Second try to estimate the a MNL with robust SEs.

mnl_pref <- logitr::logitr(
  data           = data,
  outcome        = "choice",
  obsID          = "tskID",
  pars           = c("cost","var1","var2","var3"),
  panelID        = "id",
  robust         = T,
  numMultiStarts = 100)
Setting clusterID to 'id' since robust == TRUE and a panelID is provided
Running multistart...
  Iterations: 100
  Cores: 7
Done!
summary(mnl_pref)
Error in rowsum.default(expV, group = obsID, reorder = FALSE) : 
  incorrect length for 'group'

The command correctly estimates it, but it encounters problems with displaying the summary. Note that if you comment out the robust option the summary function works correctly!

Is there something I can do to overcome the problem?

jhelvy commented 2 years ago

I am almost certain that the issue is in how the ID variables are set. As it is currently written, the package needs IDs that are in sequentially increasing order, like 1,1,2,2,3,3, etc. The gaps in the IDs are probably the issue. You could test this by taking your demo dataset and over-writing the IDs with a sequentially ID, then see if it works. If that works, then we at least know the source of the problem.

This shouldn't be something that happens though in terms of how I would want the package to work. As long as the IDs are unique, being in a sequential order shouldn't matter, e.g. 1,1,8,8,13,13, should work just the same. So if that is indeed the problem, then I'll try to add a fix to make the package work even if the IDs have gaps.

Ales-G commented 2 years ago

I tried to follow your suggestion, but unfortunately it still gives the same error

data<- data %>%
  dplyr::group_by(id) %>%
  dplyr::mutate(group_id = cur_group_id())

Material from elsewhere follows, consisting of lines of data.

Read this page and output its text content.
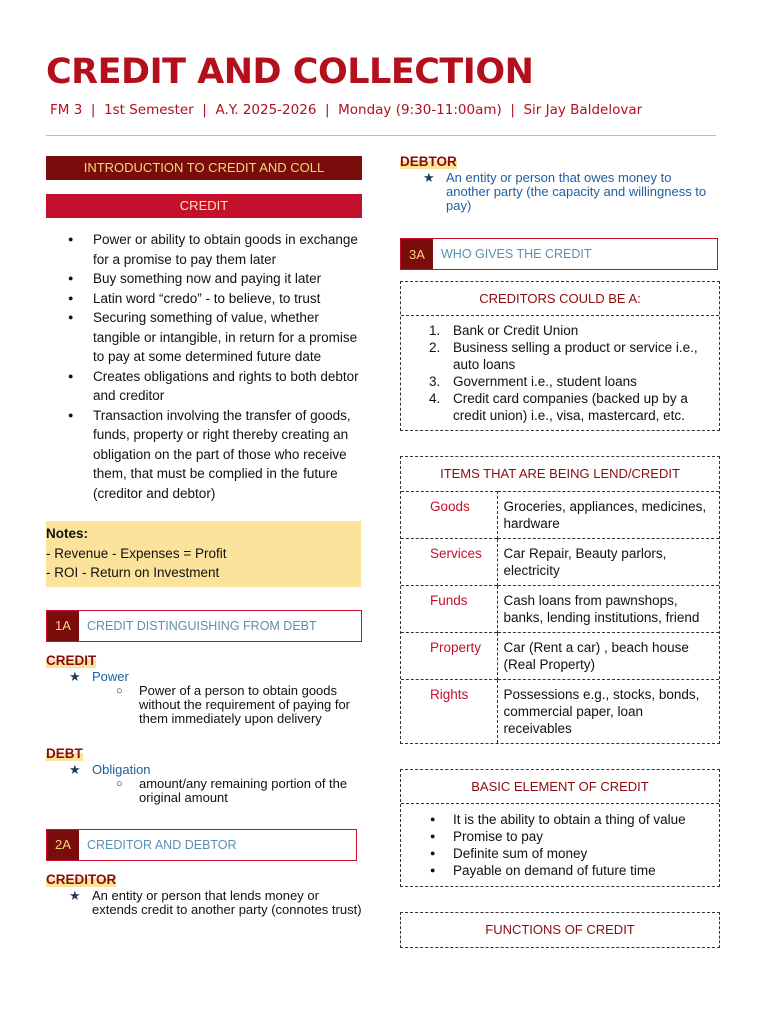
CREDIT AND COLLECTION
FM 3  |  1st Semester  |  A.Y. 2025-2026  |  Monday (9:30-11:00am)  |  Sir Jay Baldelovar
INTRODUCTION TO CREDIT AND COLL
CREDIT
● Power or ability to obtain goods in exchange for a promise to pay them later
● Buy something now and paying it later
● Latin word “credo” - to believe, to trust
● Securing something of value, whether tangible or intangible, in return for a promise to pay at some determined future date
● Creates obligations and rights to both debtor and creditor
● Transaction involving the transfer of goods, funds, property or right thereby creating an obligation on the part of those who receive them, that must be complied in the future (creditor and debtor)
Notes:
- Revenue - Expenses = Profit
- ROI - Return on Investment
1A	CREDIT DISTINGUISHING FROM DEBT
CREDIT
★ Power
○ Power of a person to obtain goods without the requirement of paying for them immediately upon delivery
DEBT
★ Obligation
○ amount/any remaining portion of the original amount
2A	CREDITOR AND DEBTOR
CREDITOR
★ An entity or person that lends money or extends credit to another party (connotes trust)
DEBTOR
★ An entity or person that owes money to another party (the capacity and willingness to pay)
3A	WHO GIVES THE CREDIT
CREDITORS COULD BE A:
1. Bank or Credit Union
2. Business selling a product or service i.e., auto loans
3. Government i.e., student loans
4. Credit card companies (backed up by a credit union) i.e., visa, mastercard, etc.
ITEMS THAT ARE BEING LEND/CREDIT
Goods	Groceries, appliances, medicines, hardware
Services	Car Repair, Beauty parlors, electricity
Funds	Cash loans from pawnshops, banks, lending institutions, friend
Property	Car (Rent a car) , beach house (Real Property)
Rights	Possessions e.g., stocks, bonds, commercial paper, loan receivables
BASIC ELEMENT OF CREDIT
● It is the ability to obtain a thing of value
● Promise to pay
● Definite sum of money
● Payable on demand of future time
FUNCTIONS OF CREDIT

mnl_pref <- logitr::logitr(
  data           = data,
  outcome        = "choice",
  obsID          = "tskID",
  pars           = c("cost","var1","var2","var3"),
  panelID        = "group_id",
  robust         = T,
  numMultiStarts = 100)
summary(mnl_pref)
Error in rowsum.default(expV, group = obsID, reorder = FALSE) : 
  incorrect length for 'group'

Is it possible that it also relates to the fact that some individuals perform a different number of tasks?

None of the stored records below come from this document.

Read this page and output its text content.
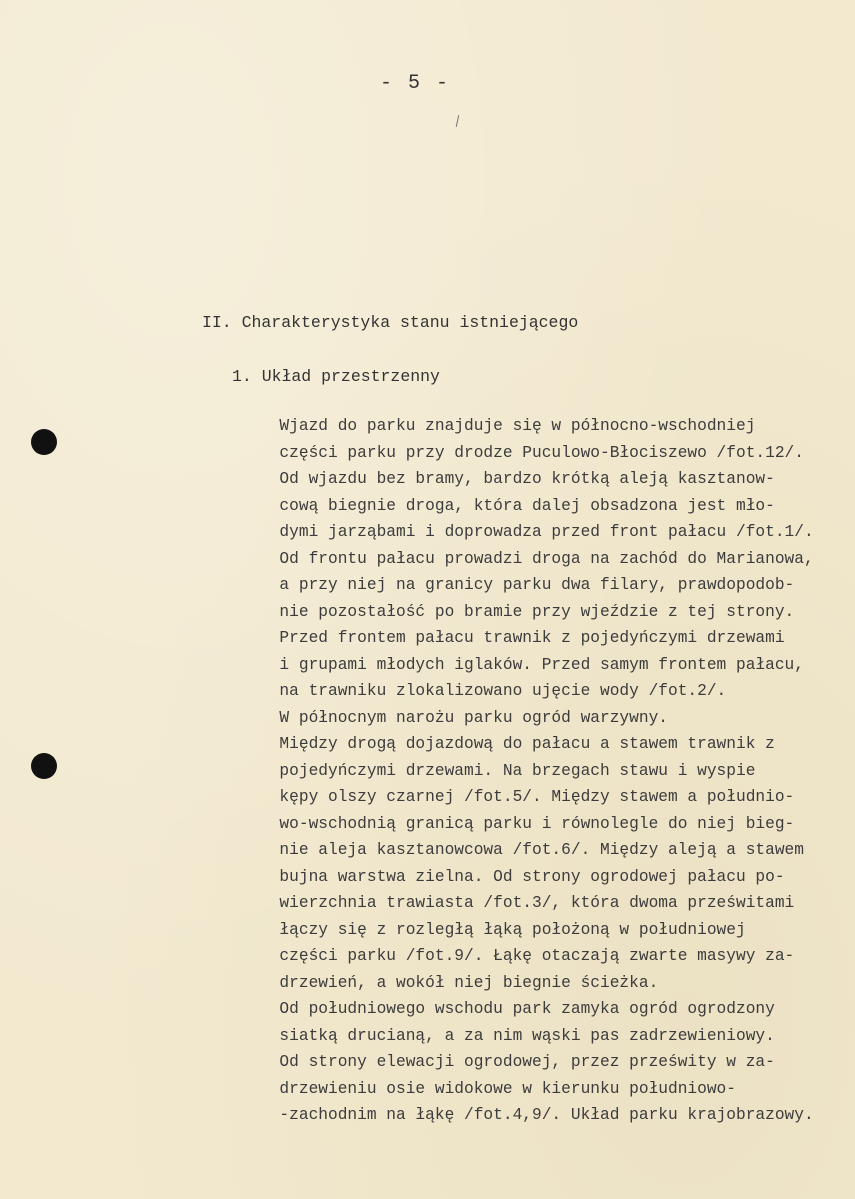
- 5 -
II. Charakterystyka stanu istniejącego
1. Układ przestrzenny
Wjazd do parku znajduje się w północno-wschodniej
części parku przy drodze Puculowo-Błociszewo /fot.12/.
Od wjazdu bez bramy, bardzo krótką aleją kasztanow-
cową biegnie droga, która dalej obsadzona jest mło-
dymi jarząbami i doprowadza przed front pałacu /fot.1/.
Od frontu pałacu prowadzi droga na zachód do Marianowa,
a przy niej na granicy parku dwa filary, prawdopodob-
nie pozostałość po bramie przy wjeździe z tej strony.
Przed frontem pałacu trawnik z pojedyńczymi drzewami
i grupami młodych iglaków. Przed samym frontem pałacu,
na trawniku zlokalizowano ujęcie wody /fot.2/.
W północnym narożu parku ogród warzywny.
Między drogą dojazdową do pałacu a stawem trawnik z
pojedyńczymi drzewami. Na brzegach stawu i wyspie
kępy olszy czarnej /fot.5/. Między stawem a południo-
wo-wschodnią granicą parku i równolegle do niej bieg-
nie aleja kasztanowcowa /fot.6/. Między aleją a stawem
bujna warstwa zielna. Od strony ogrodowej pałacu po-
wierzchnia trawiasta /fot.3/, która dwoma prześwitami
łączy się z rozległą łąką położoną w południowej
części parku /fot.9/. Łąkę otaczają zwarte masywy za-
drzewień, a wokół niej biegnie ścieżka.
Od południowego wschodu park zamyka ogród ogrodzony
siatką drucianą, a za nim wąski pas zadrzewieniowy.
Od strony elewacji ogrodowej, przez prześwity w za-
drzewieniu osie widokowe w kierunku południowo-
-zachodnim na łąkę /fot.4,9/. Układ parku krajobrazowy.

jhelvy commented 2 years ago

I believe I have found the source of the issue. I am working to add better checks to all of the variable IDs while also addressing this bug.

jhelvy commented 2 years ago

Okay, I think this is now corrected. Can you install the latest version (0.7.2) from Github and test it for me?

# install.packages("remotes")
remotes::install_github("jhelvy/logitr")

The issue has persisted this whole time and it simply had to do with the particular case where a cluster had only one observation. In these instances, when computing the clustered standard errors the data had only one row and was no longer being stored as a matrix, so I had to coerce it back to a matrix for the math operations to correctly execute.

Ales-G commented 2 years ago

Thanks you very much. This is great! It works perfectly now!